Just a day after a 24-hour blackout of popular Websites such as Wikipedia,Reddit and BoingBoing, which were protesting a pair of controversial anti-piracy bills making their way through Congress, federal law enforcement stepped in and shut down one of the world’s largest file-sharing sites.
The 72-page indictment, unsealed Jan. 19, accuses seven individuals and two corporations, Megaupload Limited and Vestor Limited, of costing copyright holders more than $500 million in lost revenue from pirated movies and other content. The individuals face a maximum penalty of 20 years in prison on racketeering charges, five years for conspiracy to commit copyright infringement, 20 years on money laundering charges and five years on related charges.
The activist hacker collective Anonymous and allies were swift to launch distributed denial-of-service attacks in retaliation for the indictments and the takedown of the Megaupload site, blacking out a number of U.S. government and industry Websites. The sites-including the FBI, U.S. Department of Justice, U.S. Copyright Office and several entertainment giants, including Universal Music, Recording Industry Association of America and Motion Picture Association of America-were knocked offline Jan. 19 and remained unavailable for the remainder of the day and evening.
An online “locker” service, Megaupload allowed users to anonymously transfer large files by uploading them to the company servers and share the content via a unique URL. The indictment claims movies, television programs, music, ebooks and software were distributed through Megaupload’s network of sites. The company allegedly made $175 million through ads that appeared on the site as well as by selling premium subscriptions to users, according to the Megaupload indictment, a copy of which is now available on Scribd.com.
“This action is among the largest criminal copyright cases ever brought by the United States,” the Justice Department said in a statement about the indictment.

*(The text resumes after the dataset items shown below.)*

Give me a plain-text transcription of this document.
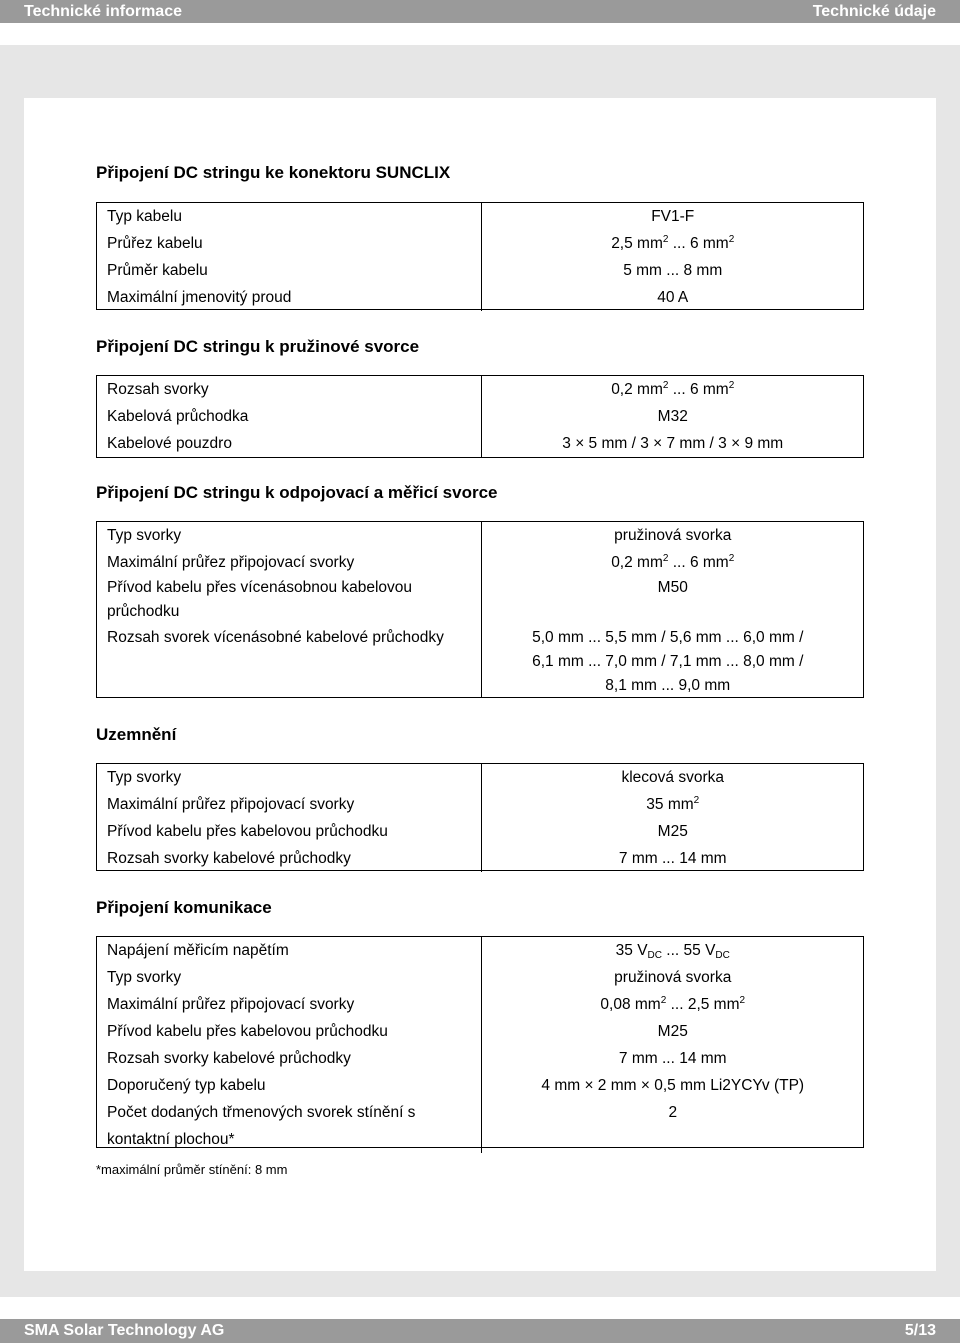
Technické informace	Technické údaje
Připojení DC stringu ke konektoru SUNCLIX
Typ kabelu	FV1-F
Průřez kabelu	2,5 $mm^2$ ... 6 $mm^2$
Průměr kabelu	5 mm ... 8 mm
Maximální jmenovitý proud	40 A
Připojení DC stringu k pružinové svorce
Rozsah svorky	0,2 $mm^2$ ... 6 $mm^2$
Kabelová průchodka	M32
Kabelové pouzdro	3 × 5 mm / 3 × 7 mm / 3 × 9 mm
Připojení DC stringu k odpojovací a měřicí svorce
Typ svorky	pružinová svorka
Maximální průřez připojovací svorky	0,2 $mm^2$ ... 6 $mm^2$
Přívod kabelu přes vícenásobnou kabelovou průchodku	M50
Rozsah svorek vícenásobné kabelové průchodky	5,0 mm ... 5,5 mm / 5,6 mm ... 6,0 mm / 6,1 mm ... 7,0 mm / 7,1 mm ... 8,0 mm / 8,1 mm ... 9,0 mm
Uzemnění
Typ svorky	klecová svorka
Maximální průřez připojovací svorky	35 $mm^2$
Přívod kabelu přes kabelovou průchodku	M25
Rozsah svorky kabelové průchodky	7 mm ... 14 mm
Připojení komunikace
Napájení měřicím napětím	35 $V_{DC}$ ... 55 $V_{DC}$
Typ svorky	pružinová svorka
Maximální průřez připojovací svorky	0,08 $mm^2$ ... 2,5 $mm^2$
Přívod kabelu přes kabelovou průchodku	M25
Rozsah svorky kabelové průchodky	7 mm ... 14 mm
Doporučený typ kabelu	4 mm × 2 mm × 0,5 mm Li2YCYv (TP)
Počet dodaných třmenových svorek stínění s kontaktní plochou*	2
*maximální průměr stínění: 8 mm
SMA Solar Technology AG	5/13
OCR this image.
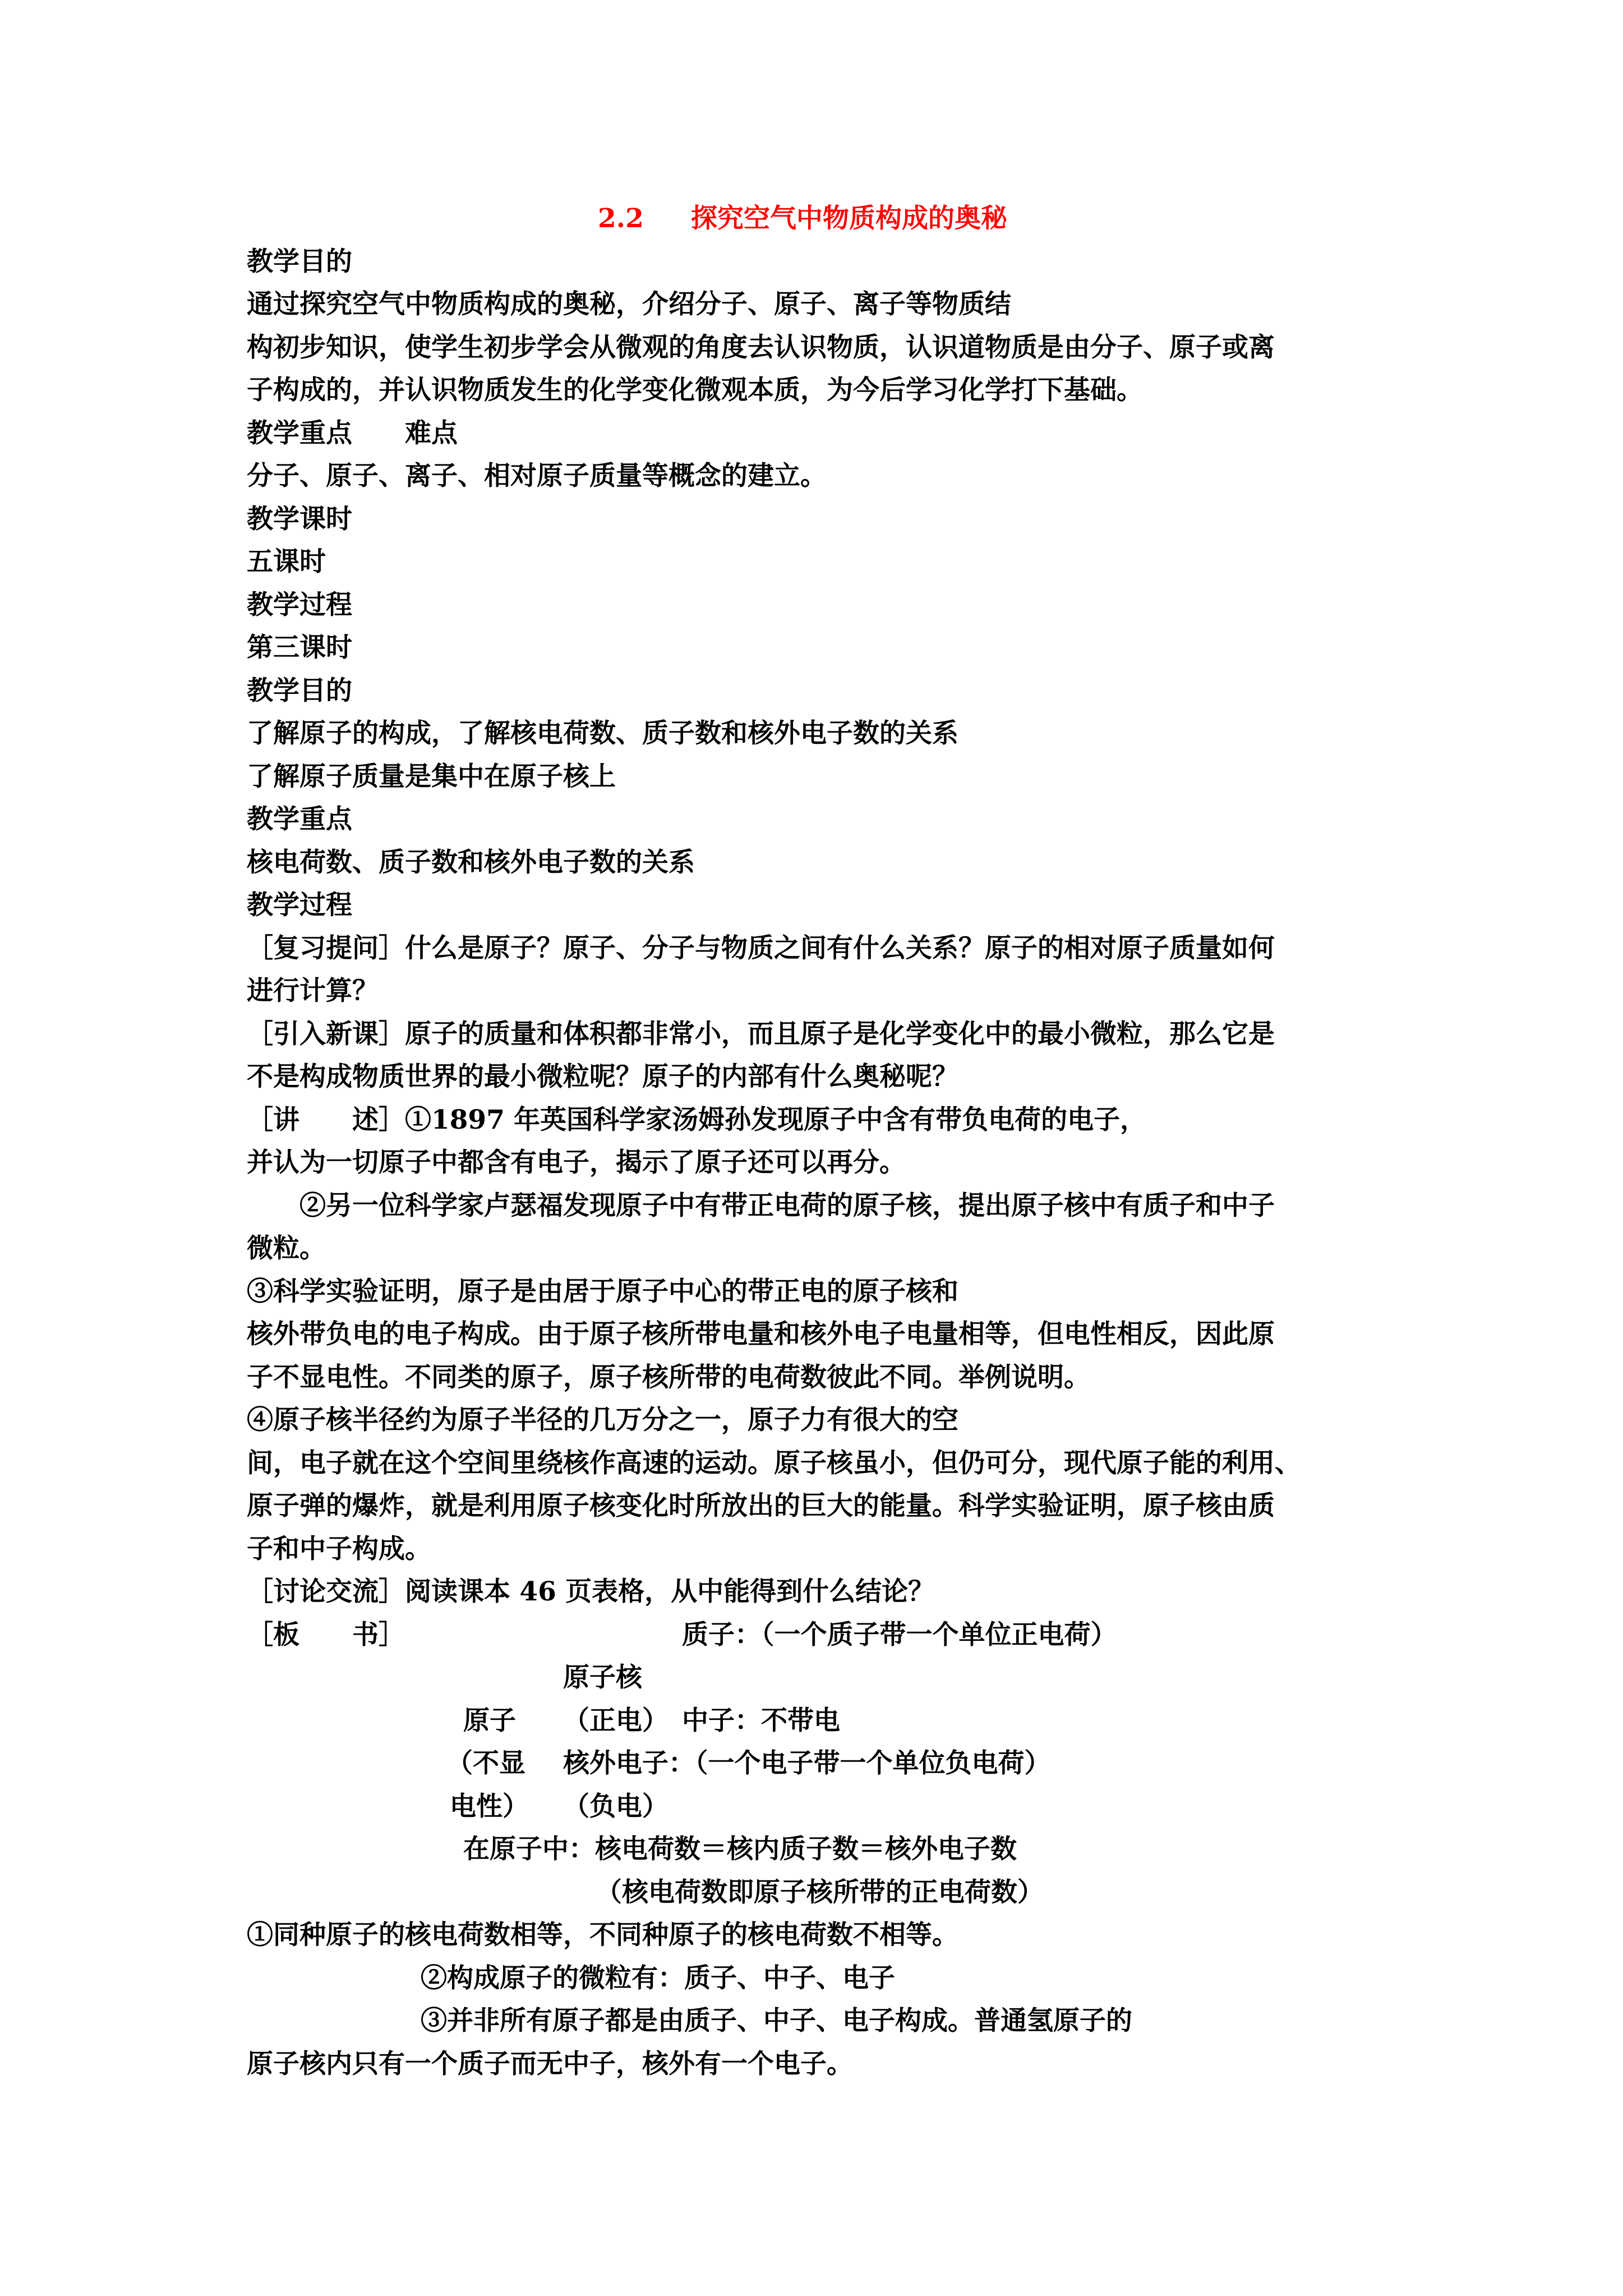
2.2 探究空气中物质构成的奥秘
教学目的
通过探究空气中物质构成的奥秘，介绍分子、原子、离子等物质结
构初步知识，使学生初步学会从微观的角度去认识物质，认识道物质是由分子、原子或离
子构成的，并认识物质发生的化学变化微观本质，为今后学习化学打下基础。
教学重点　　难点
分子、原子、离子、相对原子质量等概念的建立。
教学课时
五课时
教学过程
第三课时
教学目的
了解原子的构成，了解核电荷数、质子数和核外电子数的关系
了解原子质量是集中在原子核上
教学重点
核电荷数、质子数和核外电子数的关系
教学过程
［复习提问］什么是原子？原子、分子与物质之间有什么关系？原子的相对原子质量如何
进行计算？
［引入新课］原子的质量和体积都非常小，而且原子是化学变化中的最小微粒，那么它是
不是构成物质世界的最小微粒呢？原子的内部有什么奥秘呢？
［讲　　述］①1897 年英国科学家汤姆孙发现原子中含有带负电荷的电子，
并认为一切原子中都含有电子，揭示了原子还可以再分。
　　②另一位科学家卢瑟福发现原子中有带正电荷的原子核，提出原子核中有质子和中子
微粒。
③科学实验证明，原子是由居于原子中心的带正电的原子核和
核外带负电的电子构成。由于原子核所带电量和核外电子电量相等，但电性相反，因此原
子不显电性。不同类的原子，原子核所带的电荷数彼此不同。举例说明。
④原子核半径约为原子半径的几万分之一，原子力有很大的空
间，电子就在这个空间里绕核作高速的运动。原子核虽小，但仍可分，现代原子能的利用、
原子弹的爆炸，就是利用原子核变化时所放出的巨大的能量。科学实验证明，原子核由质
子和中子构成。
［讨论交流］阅读课本 46 页表格，从中能得到什么结论？
［板　　书］	质子：（一个质子带一个单位正电荷）
原子核
原子 （正电） 中子：不带电
（不显 核外电子：（一个电子带一个单位负电荷）
电性） （负电）
在原子中：核电荷数＝核内质子数＝核外电子数
（核电荷数即原子核所带的正电荷数）
①同种原子的核电荷数相等，不同种原子的核电荷数不相等。
②构成原子的微粒有：质子、中子、电子
③并非所有原子都是由质子、中子、电子构成。普通氢原子的
原子核内只有一个质子而无中子，核外有一个电子。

Authorities executed more than 20 search warrants in the United States and in eight other countries to shut down the site. Law enforcement has seized a number of servers and 18 domain names, including megaupload.com, used by Megaupload to operate the file-sharing services. The servers were located in the United States, Canada and the Netherlands.
Four of the seven people, including the site’s founder, Kim Dotcom, formerly Kim Schmitz, have been arrested in New Zealand, the authorities said. The indictment claims Megaupload was the 13th most popular Website in the world. Kim Dotcom allegedly made more than $42 million in 2010 alone, according to court papers.
Federal prosecutors called the group “an international organized criminal enterprise allegedly responsible for massive worldwide online piracy.”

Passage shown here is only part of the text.